Sorry if this question makes no sense. I'm a software developer but know very little about AI.
Quite a while ago, I read about the Chinese room, and the person inside who has had a lot of training/instructions how to combine symbols, and, as a result, is very good at combining symbols in a "correct" way, for whatever definition of correct. I said "training/instructions" because, for the purpose of this question, it doesn't really make a difference if the "knowledge" was acquired by parsing many many examples and getting a "feeling" for what's right and what's wrong (AI/learning), or by a very detailed set of instructions (algorithmic).
So, the person responds with perfectly reasonable sentences, without ever understanding Chinese, or the content of its input.

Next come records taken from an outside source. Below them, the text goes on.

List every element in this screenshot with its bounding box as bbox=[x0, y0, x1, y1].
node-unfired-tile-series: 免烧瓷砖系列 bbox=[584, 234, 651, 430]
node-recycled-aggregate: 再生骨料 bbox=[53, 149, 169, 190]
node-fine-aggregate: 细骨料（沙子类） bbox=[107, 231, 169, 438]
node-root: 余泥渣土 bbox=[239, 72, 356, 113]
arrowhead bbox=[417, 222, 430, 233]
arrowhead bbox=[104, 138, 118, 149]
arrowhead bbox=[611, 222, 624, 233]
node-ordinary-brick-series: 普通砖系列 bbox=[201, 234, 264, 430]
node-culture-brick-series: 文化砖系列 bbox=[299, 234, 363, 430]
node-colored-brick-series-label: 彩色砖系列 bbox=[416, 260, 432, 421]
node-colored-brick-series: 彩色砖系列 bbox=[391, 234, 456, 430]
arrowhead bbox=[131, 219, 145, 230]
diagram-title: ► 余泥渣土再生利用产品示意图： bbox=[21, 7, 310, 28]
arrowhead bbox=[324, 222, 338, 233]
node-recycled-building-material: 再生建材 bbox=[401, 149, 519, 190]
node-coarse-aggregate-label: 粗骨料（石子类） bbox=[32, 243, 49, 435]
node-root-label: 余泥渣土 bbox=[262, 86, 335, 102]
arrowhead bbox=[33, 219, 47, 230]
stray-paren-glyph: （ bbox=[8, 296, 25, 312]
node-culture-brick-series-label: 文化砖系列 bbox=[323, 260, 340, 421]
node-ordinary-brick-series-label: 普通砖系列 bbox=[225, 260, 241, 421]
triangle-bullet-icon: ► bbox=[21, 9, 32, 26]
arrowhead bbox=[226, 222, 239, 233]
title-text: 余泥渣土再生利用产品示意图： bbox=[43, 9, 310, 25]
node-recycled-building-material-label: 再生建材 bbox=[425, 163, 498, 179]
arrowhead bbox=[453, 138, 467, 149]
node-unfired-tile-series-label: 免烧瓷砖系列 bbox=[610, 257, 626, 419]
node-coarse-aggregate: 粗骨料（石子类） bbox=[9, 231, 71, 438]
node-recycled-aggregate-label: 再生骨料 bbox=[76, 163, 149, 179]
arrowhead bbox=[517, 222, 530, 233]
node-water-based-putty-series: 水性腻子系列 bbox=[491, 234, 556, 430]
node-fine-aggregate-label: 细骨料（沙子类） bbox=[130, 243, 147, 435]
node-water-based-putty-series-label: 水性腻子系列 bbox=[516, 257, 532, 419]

Now, as far as I understand ChatGPT (and I might be completely wrong here), that's exactly what ChatGPT does. It has been trained on a huge corpus of text, and thus has a very good feeling which words go together well and which don't, and, given a sentence, what's the most likely continuation of this sentence. But that doesn't really mean it understands the content of the sentence, it only knows how to chose words based on what it has seen. And because it doesn't really understand any content, it mostly gives answers that are correct, but sometimes it's completely off because it "doesn't really understand Chinese" and doesn't know what it's talking about.
So, my question: is this "juggling of Chinese symbols without understanding their meaning" an adequate explanation of how ChatGPT works, and if not, where's the difference? And if yes, how far is AI from models that can actually understand (for some definition of "understand") textual content?